Cleaning up the Bush mess, building a mandate, and gaining public support for paying for what needs to be done will require skillful leadership. But neither of the two models of presidential leadership in recent years will suffice. Under one model, presidents lead by finding the putative "center" through a seemingly endless process of polling. After the stunning Democratic defeats of 1994, Bill Clinton turned much of the apparatus of policy-making over to his pollster, Dick Morris. But leading by polling isn't leading; it's pandering. Most of the public doesn't know exactly what it wants because it hasn't had the time or energy to find out; its so-called "opinions" typically reflect no more than what it's heard from an opinionated columnist or talk-show host. At this perilous juncture in America's history, you dare not lead by polling. There's no "center" with a clear-eyed view of what must be done.

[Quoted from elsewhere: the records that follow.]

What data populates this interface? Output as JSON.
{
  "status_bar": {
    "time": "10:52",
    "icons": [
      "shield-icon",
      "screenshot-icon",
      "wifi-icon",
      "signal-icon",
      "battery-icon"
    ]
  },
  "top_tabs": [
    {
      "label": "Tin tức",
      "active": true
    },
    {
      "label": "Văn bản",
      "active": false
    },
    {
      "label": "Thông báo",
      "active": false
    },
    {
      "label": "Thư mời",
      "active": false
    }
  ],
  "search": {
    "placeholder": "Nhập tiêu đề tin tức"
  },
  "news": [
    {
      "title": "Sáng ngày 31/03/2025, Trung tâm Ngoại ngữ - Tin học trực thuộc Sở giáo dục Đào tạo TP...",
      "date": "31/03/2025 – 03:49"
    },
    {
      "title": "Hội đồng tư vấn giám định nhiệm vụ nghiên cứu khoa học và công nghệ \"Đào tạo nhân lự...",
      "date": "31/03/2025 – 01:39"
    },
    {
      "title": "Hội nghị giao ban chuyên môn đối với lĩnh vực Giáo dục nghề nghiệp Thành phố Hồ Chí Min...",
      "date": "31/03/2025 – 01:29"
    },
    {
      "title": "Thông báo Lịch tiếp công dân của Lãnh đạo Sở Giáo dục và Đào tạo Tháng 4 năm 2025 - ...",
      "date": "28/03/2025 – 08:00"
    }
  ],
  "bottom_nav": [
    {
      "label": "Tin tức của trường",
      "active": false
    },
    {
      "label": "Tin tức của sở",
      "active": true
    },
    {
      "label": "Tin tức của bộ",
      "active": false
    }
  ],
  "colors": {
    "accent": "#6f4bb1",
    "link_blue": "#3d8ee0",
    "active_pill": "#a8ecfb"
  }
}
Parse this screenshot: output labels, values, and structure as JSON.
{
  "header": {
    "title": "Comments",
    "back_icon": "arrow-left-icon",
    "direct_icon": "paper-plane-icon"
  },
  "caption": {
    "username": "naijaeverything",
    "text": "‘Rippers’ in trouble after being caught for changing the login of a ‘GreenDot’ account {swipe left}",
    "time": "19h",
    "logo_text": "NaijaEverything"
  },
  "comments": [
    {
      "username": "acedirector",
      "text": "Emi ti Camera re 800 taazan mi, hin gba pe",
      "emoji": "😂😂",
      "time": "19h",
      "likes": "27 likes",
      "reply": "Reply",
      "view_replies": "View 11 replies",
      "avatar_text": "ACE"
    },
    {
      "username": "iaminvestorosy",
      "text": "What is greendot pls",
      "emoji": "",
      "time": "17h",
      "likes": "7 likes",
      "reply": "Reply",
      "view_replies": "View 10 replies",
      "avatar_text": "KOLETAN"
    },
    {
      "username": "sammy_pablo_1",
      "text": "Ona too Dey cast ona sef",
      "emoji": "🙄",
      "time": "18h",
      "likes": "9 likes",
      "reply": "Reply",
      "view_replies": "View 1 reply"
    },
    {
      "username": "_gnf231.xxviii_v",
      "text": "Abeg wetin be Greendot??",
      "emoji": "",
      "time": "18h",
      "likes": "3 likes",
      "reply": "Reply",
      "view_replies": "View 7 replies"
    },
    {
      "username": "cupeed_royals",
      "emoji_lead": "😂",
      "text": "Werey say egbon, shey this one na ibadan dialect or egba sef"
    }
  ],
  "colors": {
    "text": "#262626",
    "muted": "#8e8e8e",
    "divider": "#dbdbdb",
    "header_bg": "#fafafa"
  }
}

Under the other model, presidents decide what's good for the public and then try to sell, cajole, intimidate, or lie their way toward gaining public support. George W. Bush didn't waiver in any of his beliefs, including the wisdom of his supply-side tax cuts for the rich and of invading Iraq. But leading by fiat isn't leading, either; it's bullying. It's also profoundly anti-democratic. Worse yet, it leads to large errors because a president who's dogged in pursuit of his goals is often incapable of hearing evidence that shows those beliefs to be mistaken. If you choose this model of leadership, you subject the nation to grave danger.

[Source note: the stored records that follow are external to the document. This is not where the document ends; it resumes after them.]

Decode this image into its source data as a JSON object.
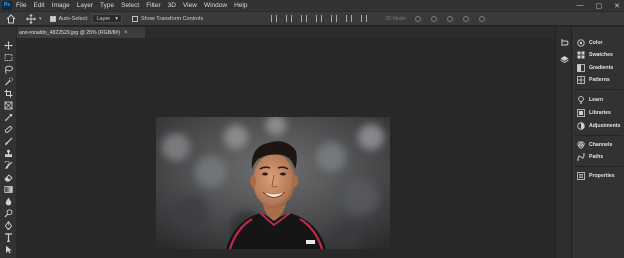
{
  "app": {
    "logo_text": "Ps"
  },
  "menu": [
    "File",
    "Edit",
    "Image",
    "Layer",
    "Type",
    "Select",
    "Filter",
    "3D",
    "View",
    "Window",
    "Help"
  ],
  "window_controls": {
    "minimize": "—",
    "maximize": "▢",
    "close": "✕"
  },
  "options": {
    "auto_select_label": "Auto-Select:",
    "auto_select_checked": true,
    "auto_select_target": "Layer",
    "transform_controls_label": "Show Transform Controls",
    "transform_controls_checked": false,
    "mode_3d_label": "3D Mode:"
  },
  "document": {
    "tab_label": "ano-ronaldo_4822529.jpg @ 25% (RGB/8#)",
    "close": "×"
  },
  "tools": [
    "move-tool",
    "marquee-tool",
    "lasso-tool",
    "quick-select-tool",
    "crop-tool",
    "frame-tool",
    "eyedropper-tool",
    "spot-healing-tool",
    "brush-tool",
    "clone-stamp-tool",
    "history-brush-tool",
    "eraser-tool",
    "gradient-tool",
    "blur-tool",
    "dodge-tool",
    "pen-tool",
    "type-tool",
    "path-select-tool",
    "rectangle-tool"
  ],
  "panels": {
    "group1": [
      "Color",
      "Swatches",
      "Gradients",
      "Patterns"
    ],
    "group2": [
      "Learn",
      "Libraries",
      "Adjustments"
    ],
    "group3": [
      "Channels",
      "Paths"
    ],
    "group4": [
      "Properties"
    ]
  },
  "colors": {
    "accent_blue": "#31a8ff",
    "menubar_bg": "#333333",
    "workspace_bg": "#282828"
  }
}
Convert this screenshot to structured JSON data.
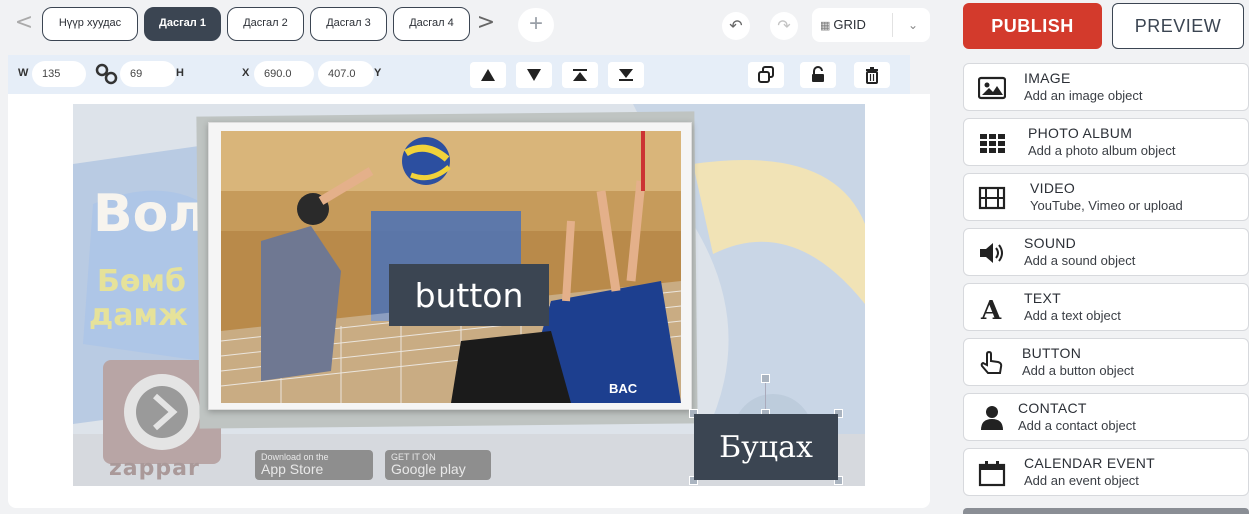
{
  "toolbar": {
    "prev_arrow": "<",
    "next_arrow": ">",
    "pages": [
      {
        "label": "Нүүр хуудас",
        "active": false
      },
      {
        "label": "Дасгал 1",
        "active": true
      },
      {
        "label": "Дасгал 2",
        "active": false
      },
      {
        "label": "Дасгал 3",
        "active": false
      },
      {
        "label": "Дасгал 4",
        "active": false
      }
    ],
    "add_page": "+",
    "grid_label": "GRID",
    "publish_label": "PUBLISH",
    "preview_label": "PREVIEW"
  },
  "properties": {
    "w_label": "W",
    "w_value": "135",
    "h_value": "69",
    "h_label": "H",
    "x_label": "X",
    "x_value": "690.0",
    "y_value": "407.0",
    "y_label": "Y"
  },
  "canvas": {
    "background_text_1": "Вол",
    "background_text_2": "Бөмб",
    "background_text_3": "дамж",
    "zapper_text": "zappar",
    "appstore_small": "Download on the",
    "appstore_big": "App Store",
    "googleplay_small": "GET IT ON",
    "googleplay_big": "Google play",
    "photo_button_label": "button",
    "selected_text": "Буцах",
    "photo_jersey_text": "BAC"
  },
  "objects": [
    {
      "title": "IMAGE",
      "subtitle": "Add an image object",
      "icon": "image-icon"
    },
    {
      "title": "PHOTO ALBUM",
      "subtitle": "Add a photo album object",
      "icon": "photo-album-icon"
    },
    {
      "title": "VIDEO",
      "subtitle": "YouTube, Vimeo or upload",
      "icon": "video-icon"
    },
    {
      "title": "SOUND",
      "subtitle": "Add a sound object",
      "icon": "sound-icon"
    },
    {
      "title": "TEXT",
      "subtitle": "Add a text object",
      "icon": "text-icon"
    },
    {
      "title": "BUTTON",
      "subtitle": "Add a button object",
      "icon": "button-icon"
    },
    {
      "title": "CONTACT",
      "subtitle": "Add a contact object",
      "icon": "contact-icon"
    },
    {
      "title": "CALENDAR EVENT",
      "subtitle": "Add an event object",
      "icon": "calendar-icon"
    }
  ],
  "colors": {
    "accent_dark": "#3b4552",
    "publish_red": "#d33a2c",
    "prop_bar_bg": "#e6eef8"
  }
}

But you needn't choose between pandering and bullying, between trying to please everyone and refusing to consider contrary opinion. Especially now -- given what the nation faces in the years ahead and given the mess you've inherited -- you must lead by making your case to the public as strongly as you can but then listening carefully to what the public and its representatives say in response. Be bold, but be willing to modify if facts and conditions change. Be clear about where you want to lead America, but reconsider if the public will not follow. Come down hard on adversaries but don't mistake disagreement for craven opposition. In other words, enter into an ongoing dialogue with your public. Educate them, but be humble enough to be educated in turn. That's the only way to preserve and build the trust in your leadership.

Given the difficult hand you've been dealt, it's your only hope for success.